D'abord commandant de la garde nationale de Dole (Jura) puis capitaine de l'armée du Rhin en 1792, Malet a gagné ses galons de général de brigade en 1799. D'origine noble, il n'en est pas mois un farouche républicain. Il s'oppose au coup d'État de Bonaparte et à l'instauration de l'Empire, ce qui lui vaut d'être emprisonné en 1807 puis en 1808, avant d'être interné dans une maison de santé, pour cause d'instabilité psychique.
C'est alors que s'étant échappé avec deux comparses, il se présente en uniforme à la caserne de la garde nationale Popincourt en annonçant la mort de l'empereur. Les soldats et les officiers ne se montrent pas surpris outre-mesure.
Cinq compagnies suivent le général à la prison de la Force, dans le quartier du Marais, au centre de Paris. Là, Malet fait libérer deux généraux, Lahorie et Guidal, qui, sans trop comprendre ce qui leur arrive, comprennent que l'Empereur est mort et qu'il faut un nouveau gouvernement à la France ; républicain, cela va sans dire.
Au petit matin, les comparses arrêtent au saut du lit le préfet de police Pasquier, le ministre de l'Intérieur Savary et le chef de la police secrète Desmarets. Ils les conduisent à la Force.
Le préfet du département de la Seine Frochot ouvre une salle de l'Hôtel de Ville pour la réunion du futur gouvernement provisoire. Dans le même temps, le général Malet transmet aux garnisons des Minimes et de la Courtille l'ordre d'occuper les différents centres du pouvoir (Palais-Royal, Sénat, Banque de France...). À 9h45, il est déjà maître de la plus grande partie de la capitale.
C'est alors que la situation bascule. À l'état-major de la place Vendôme, le général Hulin, ancien « héros » de la prise de la Bastille, devine la conspiration. Il ne se démonte pas quand Malet en personne vient l'arrêter. Comme il a le culot de demander à voir des ordres écrits, Malet panique, sort son pistolet et tire sur Hulin, le blessant à la gorge.
Malet est en définitive arrêté et la conspiration échoue sitôt commencée, laissant les troupes de Paris dans l'expectative.

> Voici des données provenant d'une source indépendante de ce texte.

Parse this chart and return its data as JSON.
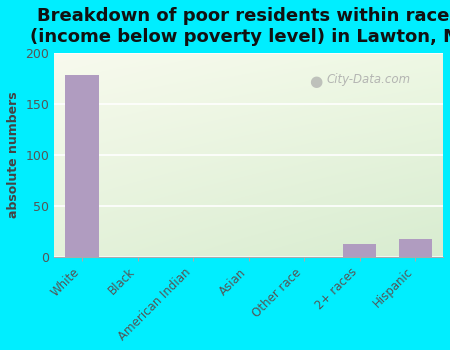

Outre Malet, Lahorie et Guidal, onze officiers sont déférés devant une cour martiale et fusillés dès le 29 octobre 1812. Ils s'étaient engagés dans l'aventure en toute bonne foi, croyant sincèrement à la mort de l'empereur.
Au président de la cour qui lui avait demandé le nom de ses complices, Malet avait répondu avec panache : « La France entière, et vous-même, si j'avais réussi ».
Les dignitaires du régime, tels l'archichancelier Cambacérès et le ministre de la police Savary, se hâtent d'en finir avant le retour de l'empereur, dont ils craignent à juste titre la colère.
En dépit de son échec, la conspiration révèle la fragilité du régime. Et l'empereur, averti dès le 6 novembre, peut constater avec affliction que nul n'a songé que son fils, le roi de Rome devait normalement lui succéder à l'annonce de sa mort, bien qu'âgé d'à peine un an.
À son retour précipité de Russie, Napoléon ne cache pas sa colère : « Eh bien ! Messieurs, vous prétendez et vous dites avoir fini votre révolution ! Vous me croyiez mort, dites-vous, et je n'ai rien à dire à cela. Mais le roi de Rome ! Vos serments ! Vos principes ! Vos doctrines Vous me faites frémir pour l'avenir ! ».
Le préfet Frochot, simplement mis à pied, a le mot de la fin : « Ce diable de roi de Rome : on n'y pense jamais ».